U.K. Lifts Product Placement Ban

In the 1950s, an actor welcomed audiences to a program with "Good Evening, I am Ronald Reagan, speaking for General Electric." A half-century later, Coke branding became a staple of "American Idol." 

But throughout that span, the United Kingdom held firm against any form of paid brand integration or product placement on its airwaves. That was even after other European countries allowed it.

But after a mandate from the European Union, the U.K. lifted the prohibition last week, a major shift in a country that still wants to believe TV is a sort of public trust. And Nescafe slotted a coffee maker in the background of a cooking segment on a morning show.

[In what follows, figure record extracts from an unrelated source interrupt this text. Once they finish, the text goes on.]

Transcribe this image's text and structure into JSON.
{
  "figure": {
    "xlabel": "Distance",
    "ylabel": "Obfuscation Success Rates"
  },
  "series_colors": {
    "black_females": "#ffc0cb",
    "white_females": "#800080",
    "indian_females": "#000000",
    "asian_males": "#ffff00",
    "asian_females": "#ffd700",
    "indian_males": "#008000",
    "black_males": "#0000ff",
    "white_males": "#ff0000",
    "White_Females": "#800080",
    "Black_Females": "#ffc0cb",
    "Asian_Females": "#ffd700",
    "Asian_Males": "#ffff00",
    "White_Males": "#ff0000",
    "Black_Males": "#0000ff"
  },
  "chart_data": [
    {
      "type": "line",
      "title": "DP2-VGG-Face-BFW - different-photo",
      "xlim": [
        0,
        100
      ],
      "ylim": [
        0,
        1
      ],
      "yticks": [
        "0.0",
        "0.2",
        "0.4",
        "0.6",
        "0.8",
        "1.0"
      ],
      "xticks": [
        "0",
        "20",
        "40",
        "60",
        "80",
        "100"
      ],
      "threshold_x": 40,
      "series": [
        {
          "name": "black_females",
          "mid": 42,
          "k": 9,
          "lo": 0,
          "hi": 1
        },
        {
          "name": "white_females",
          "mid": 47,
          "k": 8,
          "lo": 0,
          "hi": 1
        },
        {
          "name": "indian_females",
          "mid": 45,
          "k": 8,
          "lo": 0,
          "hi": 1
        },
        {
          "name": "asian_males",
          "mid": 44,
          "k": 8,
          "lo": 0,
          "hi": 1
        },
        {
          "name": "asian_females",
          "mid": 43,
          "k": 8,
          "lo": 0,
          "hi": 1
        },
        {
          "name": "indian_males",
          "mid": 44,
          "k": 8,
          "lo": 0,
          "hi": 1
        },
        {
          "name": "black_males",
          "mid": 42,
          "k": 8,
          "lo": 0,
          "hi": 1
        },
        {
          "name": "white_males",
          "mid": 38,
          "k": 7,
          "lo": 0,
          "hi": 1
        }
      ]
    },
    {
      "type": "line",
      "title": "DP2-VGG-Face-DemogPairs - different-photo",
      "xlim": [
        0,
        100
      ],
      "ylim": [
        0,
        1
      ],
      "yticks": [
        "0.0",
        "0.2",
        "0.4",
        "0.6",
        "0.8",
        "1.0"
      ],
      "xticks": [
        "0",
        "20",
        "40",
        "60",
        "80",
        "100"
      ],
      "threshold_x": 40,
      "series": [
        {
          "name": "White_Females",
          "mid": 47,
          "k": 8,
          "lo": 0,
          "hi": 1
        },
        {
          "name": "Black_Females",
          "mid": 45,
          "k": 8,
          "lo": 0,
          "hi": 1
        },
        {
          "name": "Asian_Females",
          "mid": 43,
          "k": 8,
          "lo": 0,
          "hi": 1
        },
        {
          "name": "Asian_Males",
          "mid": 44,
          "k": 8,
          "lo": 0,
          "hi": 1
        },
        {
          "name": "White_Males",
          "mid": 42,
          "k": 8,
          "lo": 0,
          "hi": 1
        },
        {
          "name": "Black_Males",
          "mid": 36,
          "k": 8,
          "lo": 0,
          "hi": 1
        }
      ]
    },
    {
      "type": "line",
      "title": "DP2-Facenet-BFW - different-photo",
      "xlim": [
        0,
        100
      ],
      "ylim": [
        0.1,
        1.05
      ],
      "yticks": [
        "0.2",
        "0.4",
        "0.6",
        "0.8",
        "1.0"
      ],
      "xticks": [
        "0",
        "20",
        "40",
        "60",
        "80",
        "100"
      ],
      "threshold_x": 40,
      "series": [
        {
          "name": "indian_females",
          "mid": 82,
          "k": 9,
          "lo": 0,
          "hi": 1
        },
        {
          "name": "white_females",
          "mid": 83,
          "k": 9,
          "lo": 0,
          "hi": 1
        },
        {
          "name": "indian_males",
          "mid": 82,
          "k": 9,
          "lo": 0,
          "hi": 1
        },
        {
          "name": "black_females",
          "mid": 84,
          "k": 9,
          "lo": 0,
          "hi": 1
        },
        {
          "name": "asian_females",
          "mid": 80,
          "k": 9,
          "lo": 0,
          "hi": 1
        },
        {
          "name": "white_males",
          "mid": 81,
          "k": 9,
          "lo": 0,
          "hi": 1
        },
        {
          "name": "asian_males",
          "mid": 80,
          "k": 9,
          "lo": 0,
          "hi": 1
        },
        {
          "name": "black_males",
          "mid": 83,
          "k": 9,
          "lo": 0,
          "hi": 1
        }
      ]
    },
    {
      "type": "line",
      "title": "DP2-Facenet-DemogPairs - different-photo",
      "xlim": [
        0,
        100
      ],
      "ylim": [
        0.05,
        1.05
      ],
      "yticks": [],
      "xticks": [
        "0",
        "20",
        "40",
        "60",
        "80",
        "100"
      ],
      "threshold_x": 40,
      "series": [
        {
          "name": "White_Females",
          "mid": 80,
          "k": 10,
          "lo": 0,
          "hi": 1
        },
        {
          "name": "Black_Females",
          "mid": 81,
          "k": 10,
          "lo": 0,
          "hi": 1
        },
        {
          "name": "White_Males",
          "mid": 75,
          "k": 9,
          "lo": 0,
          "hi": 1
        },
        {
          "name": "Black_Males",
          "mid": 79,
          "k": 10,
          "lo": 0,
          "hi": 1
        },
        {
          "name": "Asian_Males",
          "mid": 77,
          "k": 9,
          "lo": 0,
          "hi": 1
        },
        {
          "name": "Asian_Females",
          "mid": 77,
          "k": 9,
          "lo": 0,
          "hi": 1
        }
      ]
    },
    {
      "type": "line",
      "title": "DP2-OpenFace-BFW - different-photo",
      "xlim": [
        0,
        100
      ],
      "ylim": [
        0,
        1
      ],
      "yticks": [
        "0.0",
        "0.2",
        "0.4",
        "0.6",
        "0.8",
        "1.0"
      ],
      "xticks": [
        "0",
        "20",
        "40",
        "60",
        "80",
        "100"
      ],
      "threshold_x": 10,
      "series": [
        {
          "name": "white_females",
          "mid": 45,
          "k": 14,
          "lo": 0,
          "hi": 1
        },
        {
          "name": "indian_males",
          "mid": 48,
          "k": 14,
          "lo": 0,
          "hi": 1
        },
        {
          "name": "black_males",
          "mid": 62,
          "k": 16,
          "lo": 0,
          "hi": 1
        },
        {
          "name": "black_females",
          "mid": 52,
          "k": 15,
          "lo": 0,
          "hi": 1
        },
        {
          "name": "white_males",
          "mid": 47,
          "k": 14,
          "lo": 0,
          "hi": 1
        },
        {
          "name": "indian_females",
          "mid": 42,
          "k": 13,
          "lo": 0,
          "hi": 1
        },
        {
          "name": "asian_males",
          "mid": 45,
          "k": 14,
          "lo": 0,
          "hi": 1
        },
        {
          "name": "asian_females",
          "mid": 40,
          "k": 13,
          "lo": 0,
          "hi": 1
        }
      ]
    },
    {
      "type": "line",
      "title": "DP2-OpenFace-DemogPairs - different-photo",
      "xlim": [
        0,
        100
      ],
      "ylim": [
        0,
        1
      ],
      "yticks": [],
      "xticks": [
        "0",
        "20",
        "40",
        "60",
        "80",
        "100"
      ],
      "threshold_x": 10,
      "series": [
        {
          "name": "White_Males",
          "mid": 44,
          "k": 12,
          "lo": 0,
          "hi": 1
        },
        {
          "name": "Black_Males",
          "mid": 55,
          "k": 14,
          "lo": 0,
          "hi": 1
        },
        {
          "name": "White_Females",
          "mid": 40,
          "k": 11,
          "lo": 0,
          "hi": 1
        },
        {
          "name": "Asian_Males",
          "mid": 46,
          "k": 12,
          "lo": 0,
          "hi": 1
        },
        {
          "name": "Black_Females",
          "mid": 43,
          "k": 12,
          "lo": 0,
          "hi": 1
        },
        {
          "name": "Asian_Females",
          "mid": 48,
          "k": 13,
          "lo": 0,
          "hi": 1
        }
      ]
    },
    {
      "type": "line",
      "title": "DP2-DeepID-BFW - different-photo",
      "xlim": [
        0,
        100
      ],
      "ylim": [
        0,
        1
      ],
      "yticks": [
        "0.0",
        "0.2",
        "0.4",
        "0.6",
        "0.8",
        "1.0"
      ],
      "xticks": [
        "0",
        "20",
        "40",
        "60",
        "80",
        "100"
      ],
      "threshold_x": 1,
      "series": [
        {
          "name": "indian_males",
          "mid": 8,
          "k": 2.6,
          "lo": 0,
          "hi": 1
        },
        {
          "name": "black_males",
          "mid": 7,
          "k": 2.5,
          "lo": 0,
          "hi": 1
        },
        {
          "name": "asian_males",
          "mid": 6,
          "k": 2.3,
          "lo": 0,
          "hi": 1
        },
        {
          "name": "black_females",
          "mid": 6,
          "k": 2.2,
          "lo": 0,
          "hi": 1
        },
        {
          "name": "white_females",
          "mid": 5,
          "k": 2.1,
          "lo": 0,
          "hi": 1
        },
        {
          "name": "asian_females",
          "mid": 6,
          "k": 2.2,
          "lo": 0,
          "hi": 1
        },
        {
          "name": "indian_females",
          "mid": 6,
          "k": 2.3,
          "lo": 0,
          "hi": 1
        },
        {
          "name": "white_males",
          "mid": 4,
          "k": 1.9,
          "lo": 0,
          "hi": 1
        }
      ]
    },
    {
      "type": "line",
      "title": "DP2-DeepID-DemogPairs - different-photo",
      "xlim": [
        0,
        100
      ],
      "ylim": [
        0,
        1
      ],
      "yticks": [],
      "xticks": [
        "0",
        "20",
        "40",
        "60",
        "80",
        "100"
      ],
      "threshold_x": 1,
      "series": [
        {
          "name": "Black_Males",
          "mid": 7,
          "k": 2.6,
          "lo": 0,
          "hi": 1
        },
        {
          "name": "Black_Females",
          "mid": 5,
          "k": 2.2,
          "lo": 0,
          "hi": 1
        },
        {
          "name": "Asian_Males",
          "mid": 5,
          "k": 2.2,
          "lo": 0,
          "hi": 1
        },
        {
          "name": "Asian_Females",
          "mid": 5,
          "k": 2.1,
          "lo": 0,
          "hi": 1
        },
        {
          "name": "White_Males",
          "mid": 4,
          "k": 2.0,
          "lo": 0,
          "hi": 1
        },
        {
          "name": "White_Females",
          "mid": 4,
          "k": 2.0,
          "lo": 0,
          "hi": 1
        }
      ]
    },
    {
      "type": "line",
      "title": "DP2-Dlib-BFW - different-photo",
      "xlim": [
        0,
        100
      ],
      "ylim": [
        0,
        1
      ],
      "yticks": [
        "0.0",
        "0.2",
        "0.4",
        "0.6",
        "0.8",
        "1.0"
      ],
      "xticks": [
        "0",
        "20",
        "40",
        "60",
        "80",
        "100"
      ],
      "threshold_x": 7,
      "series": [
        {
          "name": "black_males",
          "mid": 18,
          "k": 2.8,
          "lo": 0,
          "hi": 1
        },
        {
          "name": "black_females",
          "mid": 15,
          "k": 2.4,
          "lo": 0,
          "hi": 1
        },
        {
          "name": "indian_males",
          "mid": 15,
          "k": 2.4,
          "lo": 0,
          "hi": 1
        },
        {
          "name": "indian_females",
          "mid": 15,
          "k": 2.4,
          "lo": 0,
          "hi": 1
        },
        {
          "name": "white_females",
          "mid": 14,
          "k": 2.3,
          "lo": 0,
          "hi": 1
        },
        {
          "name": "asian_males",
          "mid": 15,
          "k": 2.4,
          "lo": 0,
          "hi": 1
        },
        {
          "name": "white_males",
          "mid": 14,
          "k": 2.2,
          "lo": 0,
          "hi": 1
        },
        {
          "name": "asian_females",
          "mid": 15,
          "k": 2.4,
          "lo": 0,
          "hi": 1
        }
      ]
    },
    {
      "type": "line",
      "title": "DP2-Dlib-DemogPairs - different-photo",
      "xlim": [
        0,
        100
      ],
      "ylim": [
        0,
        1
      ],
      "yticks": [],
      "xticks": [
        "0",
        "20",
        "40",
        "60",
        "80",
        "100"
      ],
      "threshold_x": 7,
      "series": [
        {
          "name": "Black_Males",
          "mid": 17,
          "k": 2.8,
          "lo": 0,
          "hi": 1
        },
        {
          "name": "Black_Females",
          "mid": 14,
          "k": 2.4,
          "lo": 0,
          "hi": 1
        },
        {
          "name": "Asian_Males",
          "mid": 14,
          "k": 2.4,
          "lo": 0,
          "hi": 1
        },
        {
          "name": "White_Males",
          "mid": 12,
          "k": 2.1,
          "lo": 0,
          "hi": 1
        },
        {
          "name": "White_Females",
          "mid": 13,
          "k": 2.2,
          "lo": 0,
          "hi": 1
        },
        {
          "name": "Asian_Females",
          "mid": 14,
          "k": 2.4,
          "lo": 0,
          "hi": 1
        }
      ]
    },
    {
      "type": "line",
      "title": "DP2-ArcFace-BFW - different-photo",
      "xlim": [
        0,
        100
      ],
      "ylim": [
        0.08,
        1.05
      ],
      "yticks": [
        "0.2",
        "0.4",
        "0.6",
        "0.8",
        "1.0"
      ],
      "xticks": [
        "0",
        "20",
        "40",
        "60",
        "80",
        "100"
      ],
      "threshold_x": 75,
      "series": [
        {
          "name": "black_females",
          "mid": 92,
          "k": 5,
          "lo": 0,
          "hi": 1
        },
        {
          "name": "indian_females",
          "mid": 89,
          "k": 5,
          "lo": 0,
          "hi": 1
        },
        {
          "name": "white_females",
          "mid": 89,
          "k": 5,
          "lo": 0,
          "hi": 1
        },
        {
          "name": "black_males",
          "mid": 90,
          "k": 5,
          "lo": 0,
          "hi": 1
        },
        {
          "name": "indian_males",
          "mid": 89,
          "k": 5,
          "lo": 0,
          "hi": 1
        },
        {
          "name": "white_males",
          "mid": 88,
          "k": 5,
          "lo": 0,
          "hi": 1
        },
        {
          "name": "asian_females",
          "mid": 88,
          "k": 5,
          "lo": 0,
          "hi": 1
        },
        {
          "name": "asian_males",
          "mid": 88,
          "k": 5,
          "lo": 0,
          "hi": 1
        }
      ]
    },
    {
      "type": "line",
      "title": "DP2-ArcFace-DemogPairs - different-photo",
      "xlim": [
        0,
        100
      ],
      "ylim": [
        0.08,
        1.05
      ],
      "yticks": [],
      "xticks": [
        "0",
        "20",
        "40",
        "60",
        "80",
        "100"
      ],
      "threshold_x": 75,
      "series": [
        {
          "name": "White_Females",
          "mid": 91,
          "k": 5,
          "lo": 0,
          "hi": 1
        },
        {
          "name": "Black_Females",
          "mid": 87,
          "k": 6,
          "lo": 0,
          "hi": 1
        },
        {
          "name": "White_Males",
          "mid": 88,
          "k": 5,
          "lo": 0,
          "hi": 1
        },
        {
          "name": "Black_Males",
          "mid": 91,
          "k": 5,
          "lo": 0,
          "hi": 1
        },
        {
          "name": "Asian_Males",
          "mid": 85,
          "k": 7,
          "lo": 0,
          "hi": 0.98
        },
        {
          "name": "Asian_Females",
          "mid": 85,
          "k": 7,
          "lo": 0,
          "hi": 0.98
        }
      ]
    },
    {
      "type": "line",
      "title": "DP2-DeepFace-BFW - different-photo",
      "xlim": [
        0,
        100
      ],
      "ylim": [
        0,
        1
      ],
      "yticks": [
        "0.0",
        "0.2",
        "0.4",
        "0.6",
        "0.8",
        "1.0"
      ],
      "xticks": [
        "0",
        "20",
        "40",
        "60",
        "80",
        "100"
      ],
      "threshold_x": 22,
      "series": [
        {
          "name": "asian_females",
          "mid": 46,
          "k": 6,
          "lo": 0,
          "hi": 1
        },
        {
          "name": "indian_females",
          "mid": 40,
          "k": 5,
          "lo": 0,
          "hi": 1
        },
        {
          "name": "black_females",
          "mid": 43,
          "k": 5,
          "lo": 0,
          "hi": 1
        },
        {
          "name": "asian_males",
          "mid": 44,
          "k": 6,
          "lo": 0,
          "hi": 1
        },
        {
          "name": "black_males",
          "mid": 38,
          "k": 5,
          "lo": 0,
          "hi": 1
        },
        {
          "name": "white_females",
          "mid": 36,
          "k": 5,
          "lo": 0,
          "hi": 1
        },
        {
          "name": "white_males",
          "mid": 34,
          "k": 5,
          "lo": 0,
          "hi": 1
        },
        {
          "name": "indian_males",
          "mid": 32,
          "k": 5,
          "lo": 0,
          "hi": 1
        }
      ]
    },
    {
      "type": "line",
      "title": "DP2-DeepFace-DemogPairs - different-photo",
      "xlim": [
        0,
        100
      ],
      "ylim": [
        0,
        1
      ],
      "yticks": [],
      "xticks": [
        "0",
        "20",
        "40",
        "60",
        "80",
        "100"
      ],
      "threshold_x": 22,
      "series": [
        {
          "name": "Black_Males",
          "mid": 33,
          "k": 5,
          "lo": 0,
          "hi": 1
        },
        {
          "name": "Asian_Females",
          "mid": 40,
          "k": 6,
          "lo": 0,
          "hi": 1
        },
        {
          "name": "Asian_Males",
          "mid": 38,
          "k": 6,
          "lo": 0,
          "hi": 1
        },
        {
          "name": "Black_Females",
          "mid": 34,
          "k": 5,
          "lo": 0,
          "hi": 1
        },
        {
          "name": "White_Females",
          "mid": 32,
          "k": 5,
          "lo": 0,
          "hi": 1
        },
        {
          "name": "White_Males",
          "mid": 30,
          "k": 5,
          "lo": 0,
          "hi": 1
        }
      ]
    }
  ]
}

Still, that is not to say Ofcom (the British version of the FCC) is allowing networks and marketers to work together to place products at will. Significant restrictions apply - strict enough that if the FCC or Congress tried to enact them here, ad industry lobbyists would go into Defcon 1 mode. The marketers and networks that pay them might pull all funding if they failed in halting implementation.



Fox, for one, would be heavily affected. Under the U.K. program, Coke cups would still not be allowed in front of "Idol" judges. Simon Cowell's massive deal to make Pepsi semi-ubiquitous on "The X Factor" this fall would be prohibited.

On ESPN, Diageo would have to yank its sponsorship of the popular "Pardon the Interruption," while Coors cans could not show up on a "Survivor" island on CBS. Anheuser-Busch would be out of the product-placement game.

Kraft, too, might be with its Oreos brand. Famously in 2006, the cookies played a role in the storyline on WB's "7th Heaven," where one character proposed by putting a ring in between the cream fillings.

The new U.K. rules ban the paid integrations of food and drink products that are deemed high in sugar, fat and salt. Same goes for alcoholic drinks.

The "7th Heaven"-Oreos initiative might be banned for another reason beyond ingredients. Some considered the placement to be the height of crass commercialism and product placement abuse. In the U.K., regulations have it that "the content of programs shouldn't seem to be created or distorted, just to feature the placed products."

The FCC has shown some interest in regulating product placement, but that seems to have fallen by the wayside.

The U.K. is allowing product placement in shows that produced in the U.K. and air on commercial networks. The BBC is still on the sidelines in cash-for-placement. Shows made in America and re-broadcast in the U.K., which feature brand integrations, are not impacted by the new regulations.

When a show includes a paid product placement, the marketers and network involved are subject to a sort of "Scarlet Letter." Whenever an integration appears in a show at all - even for two seconds - a "P" symbol must appear in the bottom right of the screen. That's at the beginning and end, and after each ad break.

Each time the "P" appears, it must stay for three seconds. The "P" does not clue a viewer in about any particular product or tactic, just that there is some pay-for-play going on.

And that vagueness is where the U.K.'s apparent wishy-washiness on product placement comes to the fore. There is no question that it has been dragged into allowing the marketing technique. In 2008, then-culture minister Andy Burnham said there are "some lines that we should not cross -- one of which is that you can buy the space between the programs on commercial channels, but not the space within them."   

Now, his successor Ben Bradshaw was quoted as saying that product placement dollars are necessary to keep the U.K. production business competitive, "at a time when this crucial part of our creative industries needs all the support we can give it."

Yet, British policy-makers feel a need to "protect audiences from surreptitious advertising" and make them aware that commercial interests are involved in programming in a way that may not be evident. But they are doing so in a way that lacks teeth.

Forget about having a "P" appear during a show with paid placements at the same intervals each time. Make it so the letter hits the screen exactly when the paid placement is appearing.

Otherwise, U.K. policy-makers are not engaging in the kind of transparency that they want marketers and networks to pursue.